それに大の大人が群がって、ボンバーマンとかスマブラとかをして、負けた方がウィスキーを一気飲みする。そして、安物のエジプト製のウィスキーがまたどんどんと危ない方向に酔わせ、また負け、飲み、負け、飲み、と、そして気づくと、潰れて転げ落ち、また翌日にはなかなか旅に出れない、という、ため息無しには決して見れない、あきれた光景の数々が広がる、凄まじい沈没宿でした。
 
マンガとか小説も大量にロビーにあって、一泊確か500円しないくらいだったから、まあ、そりゃ楽園といえば楽園だった。
 
イラストを描いてくれたシミくんともここ、か、ダハブだったかな、で出会いました。彼はあの時もマンガをシコシコ描いてたし、路上に座ってアコギをかき鳴らしながら「stand by me」を叫ぶように歌ってたりしてた。
 
私からしたら少し先輩で、打ち込めることややり切れることがあって、すごいなあ、としみじみ憧れていた。
小神あも、こと、タカさんともここで出会った。彼は確かあの時はまだ茶髪のメッシュとかが入ったガキんちょで、私もまだまだロン毛のチャラ男で、二人とも何に心根を注ぎ込んで生きるかとか全然見つかっていませんでした。
 
それから一年位後にメキシコで再会すると、私の方は”言葉と契約した”だの言って詩を書いたりするようになっていて、彼は大きな壁画を描いたりするようになっていた。
 
それからさらに時が過ぎて、彼が屋久杉で窯神様を彫って遠野のお寺に奉納するような人間になったけれども、この時はそんな想像のカケラさえなかった。
 
とにかく生きている意味がわからなかった私は、泥酔しては暴れては叫んだり、アル中の禁断症状で色んなトラウマや自分の許せない過去の幻影にうなされて、”死にたい死にたい”とばかりノートに書き殴って、いつしかアフリカ南下も反故にしてしまいました。
 
そんな時にアラブの楽器・ウード奏者の加藤吉樹さんや、女一人で確か海外放浪9年目とか言ってたアヤさんという旅人にも出会ったりして、
“あぁ、好きなものをやり通して生きても生きていけるんやな”、と、いつしか思えるようになっていった。

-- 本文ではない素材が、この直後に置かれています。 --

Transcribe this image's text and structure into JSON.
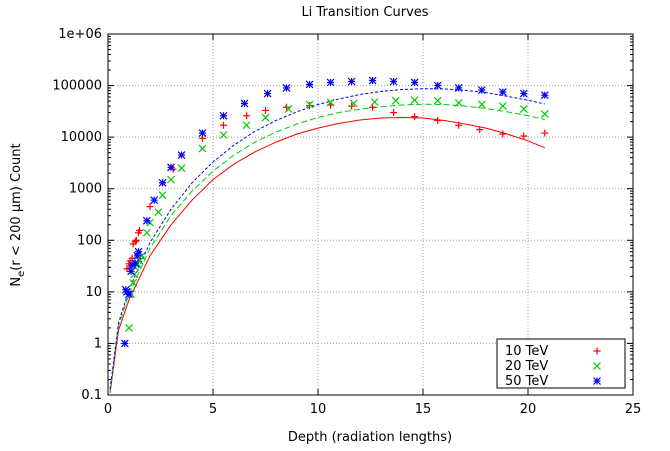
{
  "chart_data": {
    "type": "scatter",
    "title": "Li Transition Curves",
    "xlabel": "Depth (radiation lengths)",
    "ylabel": {
      "main": "N",
      "sub": "e",
      "rest": "(r < 200 µm) Count"
    },
    "xlim": [
      0,
      25
    ],
    "ylim": [
      0.1,
      1000000
    ],
    "yscale": "log",
    "grid": true,
    "legend_position": "bottom-right",
    "x_ticks": [
      {
        "value": 0,
        "label": "0"
      },
      {
        "value": 5,
        "label": "5"
      },
      {
        "value": 10,
        "label": "10"
      },
      {
        "value": 15,
        "label": "15"
      },
      {
        "value": 20,
        "label": "20"
      },
      {
        "value": 25,
        "label": "25"
      }
    ],
    "y_ticks": [
      {
        "value": 0.1,
        "label": "0.1"
      },
      {
        "value": 1,
        "label": "1"
      },
      {
        "value": 10,
        "label": "10"
      },
      {
        "value": 100,
        "label": "100"
      },
      {
        "value": 1000,
        "label": "1000"
      },
      {
        "value": 10000,
        "label": "10000"
      },
      {
        "value": 100000,
        "label": "100000"
      },
      {
        "value": 1000000,
        "label": "1e+06"
      }
    ],
    "series": [
      {
        "name": "10 TeV",
        "color": "#ff0000",
        "marker": "plus",
        "points": [
          [
            0.9,
            28
          ],
          [
            1.0,
            35
          ],
          [
            1.05,
            40
          ],
          [
            1.1,
            32
          ],
          [
            1.15,
            45
          ],
          [
            1.2,
            85
          ],
          [
            1.3,
            95
          ],
          [
            1.35,
            100
          ],
          [
            1.45,
            140
          ],
          [
            1.5,
            155
          ],
          [
            2.0,
            450
          ],
          [
            2.6,
            1300
          ],
          [
            3.1,
            2400
          ],
          [
            4.5,
            9500
          ],
          [
            5.5,
            17000
          ],
          [
            6.6,
            26000
          ],
          [
            7.5,
            33000
          ],
          [
            8.5,
            38000
          ],
          [
            9.6,
            41000
          ],
          [
            10.6,
            42000
          ],
          [
            11.6,
            40000
          ],
          [
            12.6,
            38000
          ],
          [
            13.6,
            30000
          ],
          [
            14.6,
            25000
          ],
          [
            15.7,
            21000
          ],
          [
            16.7,
            17000
          ],
          [
            17.7,
            14000
          ],
          [
            18.8,
            11500
          ],
          [
            19.8,
            10500
          ],
          [
            20.8,
            12000
          ]
        ],
        "fit": [
          [
            0.1,
            0.11
          ],
          [
            0.5,
            1.8
          ],
          [
            1,
            7
          ],
          [
            2,
            50
          ],
          [
            3,
            200
          ],
          [
            4,
            600
          ],
          [
            5,
            1500
          ],
          [
            6,
            3000
          ],
          [
            7,
            5200
          ],
          [
            8,
            8000
          ],
          [
            9,
            11500
          ],
          [
            10,
            15000
          ],
          [
            11,
            18500
          ],
          [
            12,
            21500
          ],
          [
            13,
            23500
          ],
          [
            14,
            24000
          ],
          [
            15,
            23500
          ],
          [
            16,
            21000
          ],
          [
            17,
            18000
          ],
          [
            18,
            15000
          ],
          [
            19,
            11500
          ],
          [
            20,
            8500
          ],
          [
            20.8,
            6200
          ]
        ]
      },
      {
        "name": "20 TeV",
        "color": "#00cc00",
        "marker": "cross",
        "points": [
          [
            1.0,
            2
          ],
          [
            1.1,
            9
          ],
          [
            1.2,
            15
          ],
          [
            1.25,
            22
          ],
          [
            1.3,
            30
          ],
          [
            1.4,
            35
          ],
          [
            1.5,
            40
          ],
          [
            1.6,
            50
          ],
          [
            1.85,
            140
          ],
          [
            2.0,
            220
          ],
          [
            2.4,
            350
          ],
          [
            2.6,
            750
          ],
          [
            3.0,
            1500
          ],
          [
            3.5,
            2500
          ],
          [
            4.5,
            6000
          ],
          [
            5.5,
            11000
          ],
          [
            6.6,
            17000
          ],
          [
            7.5,
            24000
          ],
          [
            8.6,
            35000
          ],
          [
            9.6,
            43000
          ],
          [
            10.6,
            47000
          ],
          [
            11.7,
            45000
          ],
          [
            12.7,
            48000
          ],
          [
            13.7,
            51000
          ],
          [
            14.6,
            52000
          ],
          [
            15.7,
            51000
          ],
          [
            16.7,
            46000
          ],
          [
            17.8,
            43000
          ],
          [
            18.8,
            40000
          ],
          [
            19.8,
            35000
          ],
          [
            20.8,
            28000
          ]
        ],
        "fit": [
          [
            0.1,
            0.12
          ],
          [
            0.5,
            2.2
          ],
          [
            1,
            9
          ],
          [
            2,
            70
          ],
          [
            3,
            300
          ],
          [
            4,
            900
          ],
          [
            5,
            2200
          ],
          [
            6,
            4500
          ],
          [
            7,
            8000
          ],
          [
            8,
            12500
          ],
          [
            9,
            18000
          ],
          [
            10,
            24000
          ],
          [
            11,
            30000
          ],
          [
            12,
            35000
          ],
          [
            13,
            39000
          ],
          [
            14,
            42000
          ],
          [
            15,
            43500
          ],
          [
            16,
            43000
          ],
          [
            17,
            40000
          ],
          [
            18,
            36000
          ],
          [
            19,
            31000
          ],
          [
            20,
            26000
          ],
          [
            20.8,
            22000
          ]
        ]
      },
      {
        "name": "50 TeV",
        "color": "#0000ff",
        "marker": "star",
        "points": [
          [
            0.8,
            1
          ],
          [
            0.85,
            11
          ],
          [
            0.9,
            10
          ],
          [
            1.0,
            9
          ],
          [
            1.1,
            25
          ],
          [
            1.15,
            33
          ],
          [
            1.3,
            36
          ],
          [
            1.4,
            50
          ],
          [
            1.45,
            60
          ],
          [
            1.85,
            240
          ],
          [
            2.2,
            600
          ],
          [
            2.6,
            1300
          ],
          [
            3.0,
            2600
          ],
          [
            3.5,
            4500
          ],
          [
            4.5,
            12000
          ],
          [
            5.5,
            26000
          ],
          [
            6.5,
            45000
          ],
          [
            7.6,
            70000
          ],
          [
            8.5,
            90000
          ],
          [
            9.6,
            105000
          ],
          [
            10.6,
            115000
          ],
          [
            11.6,
            120000
          ],
          [
            12.6,
            125000
          ],
          [
            13.6,
            120000
          ],
          [
            14.6,
            115000
          ],
          [
            15.7,
            100000
          ],
          [
            16.7,
            90000
          ],
          [
            17.8,
            82000
          ],
          [
            18.8,
            75000
          ],
          [
            19.8,
            70000
          ],
          [
            20.8,
            65000
          ]
        ],
        "fit": [
          [
            0.1,
            0.13
          ],
          [
            0.5,
            2.5
          ],
          [
            1,
            11
          ],
          [
            2,
            90
          ],
          [
            3,
            400
          ],
          [
            4,
            1300
          ],
          [
            5,
            3300
          ],
          [
            6,
            7000
          ],
          [
            7,
            13000
          ],
          [
            8,
            21000
          ],
          [
            9,
            31000
          ],
          [
            10,
            43000
          ],
          [
            11,
            55000
          ],
          [
            12,
            67000
          ],
          [
            13,
            77000
          ],
          [
            14,
            84000
          ],
          [
            15,
            87000
          ],
          [
            16,
            86000
          ],
          [
            17,
            81000
          ],
          [
            18,
            73000
          ],
          [
            19,
            62000
          ],
          [
            20,
            52000
          ],
          [
            20.8,
            44000
          ]
        ]
      }
    ]
  }
}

多くを語らずとも、その文字通り自由で、自在な数々の旅人たちの生き様が、私を啓蒙してくれたのでした。
 
それから火がついたように小説を書き出してみたりして、だんだんと世界が言葉を通して味わえるようになるんだと知りました。それから言葉は、生を実感するためになくてはならない存在になっていきました。
 
あの記憶は今も鮮明に胸の奥にある。堀江さんが歌っていた「サファリの歌」、カイロの街のクラクションの騒音、飲み潰れて、意識も朦朧としながら暑苦しいバルコニーで寝ながら聴いた、早朝のアザーンの音色の崇高さ、甘いチャイの湯気、虹色の水タバコの煙、砂と香水の香り含んだ中東の渇いた風、風、風、、、、、。